Finisce con un pari la prima partita stagionale del Benevento in terra laziale. Un uno a uno che va un po’ stretto alla squadra giallorossa, che deve recitare il mea culpa per il gol subito nel recupero del primo tempo. Luci ed ombre per la squadra giallorossa che prende un punto, ma avrebbe potuto arraffarne tre. Le attenuanti non mancano, troppe assenze, anche se sul piano della volontà c’era ben poco più da chiedere ai ragazzi di Auteri, che hanno provato fino alla fine a far loro la partita.

Squadra strutturata, la Lupa, la mette subito sull’agonismo esasperato e il Benevento soffre in avvio. Soprattutto quando l’agonismo sfocia in entrate al limite della regolarità. Ci mette un po’ la squadra di Auteri a prendere possesso del campo, a innescare il suo gioco, a rendersi pericoloso in attacco. L’ammonizione di Strasser al 9’ forse è un segno, serve a calmare i bollori dei castellani. E la punizione che ne segue è un gol sfiorato da Padella che non ci arriva di testa su una punizione di Cruciani. Il Benevento sembra finalmente libero dalle tensioni iniziali e Mazzeo chiede il rigore al 12’ quando va giù sulla linea dell’area: l’arbitro arretra il raggio d’azione e fischia una punizione. Opinabile. Al 18’ il Benevento perde Marotta. Il ragazzo dei quartieri spagnoli ha un riacutizzarsi del vecchio malanno ed è costretto ad uscire. Entra Ciciretti al suo posto. La partita continua a farla la squadra di Auteri, ma al 23’ Siclari si fa il campo da sinistra a destra ed esplode un diagonale che mette i brividi a Piscitelli. Il Benevento spinge di più e al 28’ Melara si beve qualche avversario sulla destra e crossa in mezzo superando Tassi: ma né Mazzeo, né Mazzarani riescono a deviare in rete.  Al 34’ la strega è in vantaggio. Strasser esce per cambiare la maglietta strappata e De Falco approfitta del “buco” davanti alla defesa per disegnare una traiettoria imprendibile per Tassi che vede solo il pallone passare alla sua destra. Il vantaggio addormenta il Benevento e mette le ali ai piedi ai romani. Al 38’ il gran diagonale di Scardina si stampa sulla base del palo di Piscitelli. La Lupa ci prova altre due volte con Stasser e Volpe, ma i giallorossi il guaio lo combinano all’ultimo secondo dei due minuti regolamentari. L’arbitro fa capire agli amaranto che devono battere subito altrimenti fischierà la fine. La battuta è rapidissima, il Benevento è imbambolato e sul cross Icardi di testa fa secco Piscitelli.

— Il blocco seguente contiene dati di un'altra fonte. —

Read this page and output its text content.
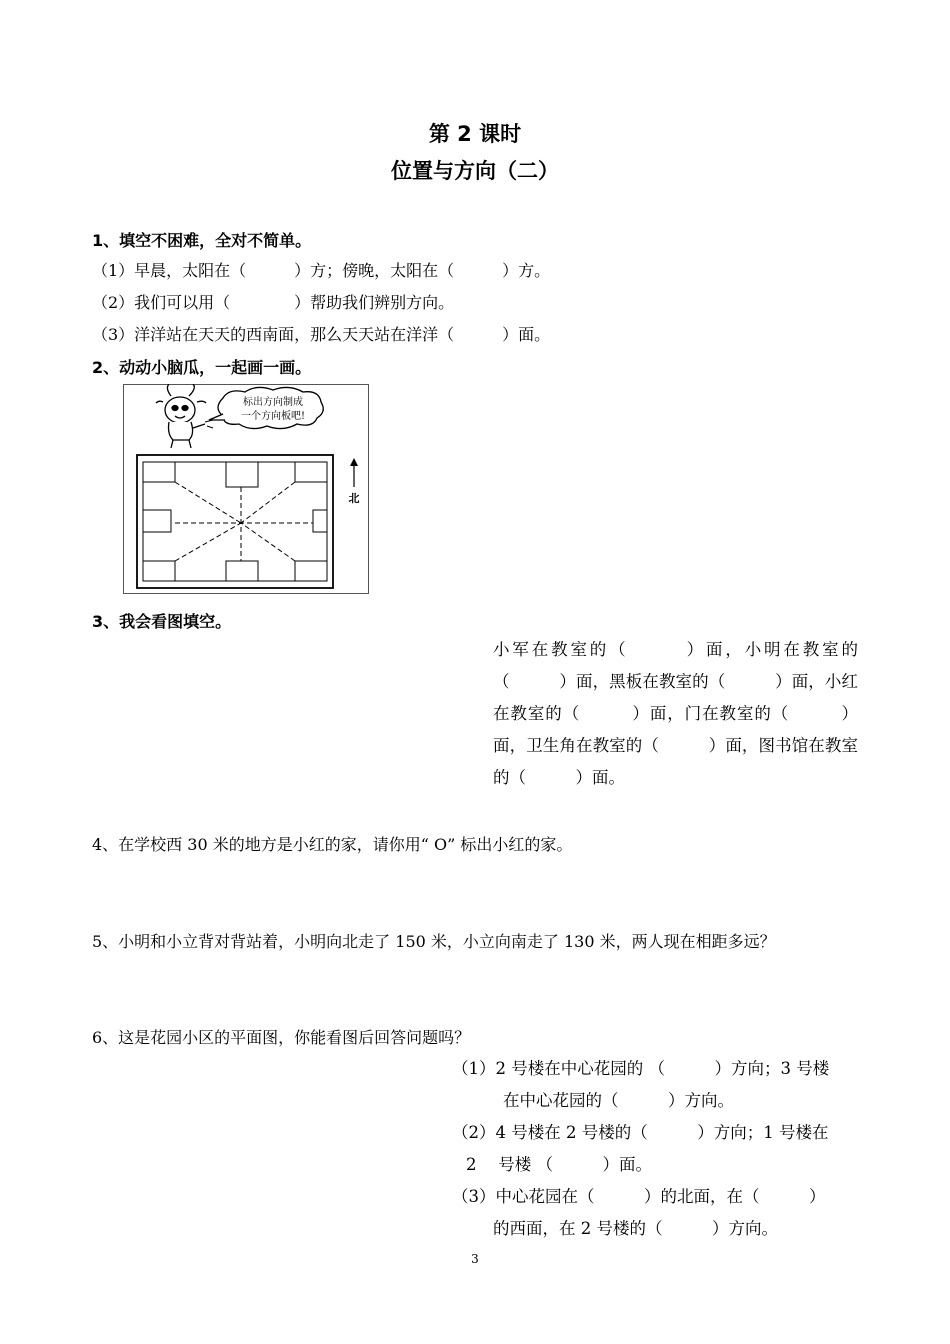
第 2 课时
位置与方向（二）
1、填空不困难，全对不简单。
（1）早晨，太阳在（　　　）方；傍晚，太阳在（　　　）方。
（2）我们可以用（　　　　）帮助我们辨别方向。
（3）洋洋站在天天的西南面，那么天天站在洋洋（　　　）面。
2、动动小脑瓜，一起画一画。
标出方向制成
一个方向板吧!
北
3、我会看图填空。
小军在教室的（　　　）面，小明在教室的（　　　）面，黑板在教室的（　　　）面，小红在教室的（　　　）面，门在教室的（　　　）面，卫生角在教室的（　　　）面，图书馆在教室的（　　　）面。
4、在学校西 30 米的地方是小红的家，请你用“ O” 标出小红的家。
5、小明和小立背对背站着，小明向北走了 150 米，小立向南走了 130 米，两人现在相距多远？
6、这是花园小区的平面图，你能看图后回答问题吗？
（1）2 号楼在中心花园的 （　　　）方向；3 号楼
在中心花园的（　　　）方向。
（2）4 号楼在 2 号楼的（　　　）方向；1 号楼在
2　 号楼 （　　　）面。
（3）中心花园在（　　　）的北面，在（　　　）
的西面，在 2 号楼的（　　　）方向。
3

La ripresa è meno intesa del primo tempo. I romani continuano col loro gioco duro, tollerato quasi sempre dall’arbitro. E il Benevento non riesce più a trovare il bandolo del gioco. De Falco e Del Pinto perdono ritmo e palloni, Melara si spegne, Mazzeo vaga come un fantasma. Meglio sulla fascia sinistra come al 20’ quando Mazzarani va sul fondo e serve indietro per Cruciani che vede ribattere il suo destro dalla difesa romana.  Quando calano i ritmi De Falco riprende a comandare il gioco, ma Auteri decide di cambiarlo e puntare su Vitiello. Al 35’ il cross di Melara trova Del Pinto all’aggancio, ma il tiro è da dimenticare. L’assedio finale produce mischie a  on finire nell’area romana. Al 42’ Tassi si supera a deviare in angolo un rasoterra di Vitiello. Nel recupero Piscitelli mette i brividi con un passaggio di piede sbagliato su cui rimedia Lucioni.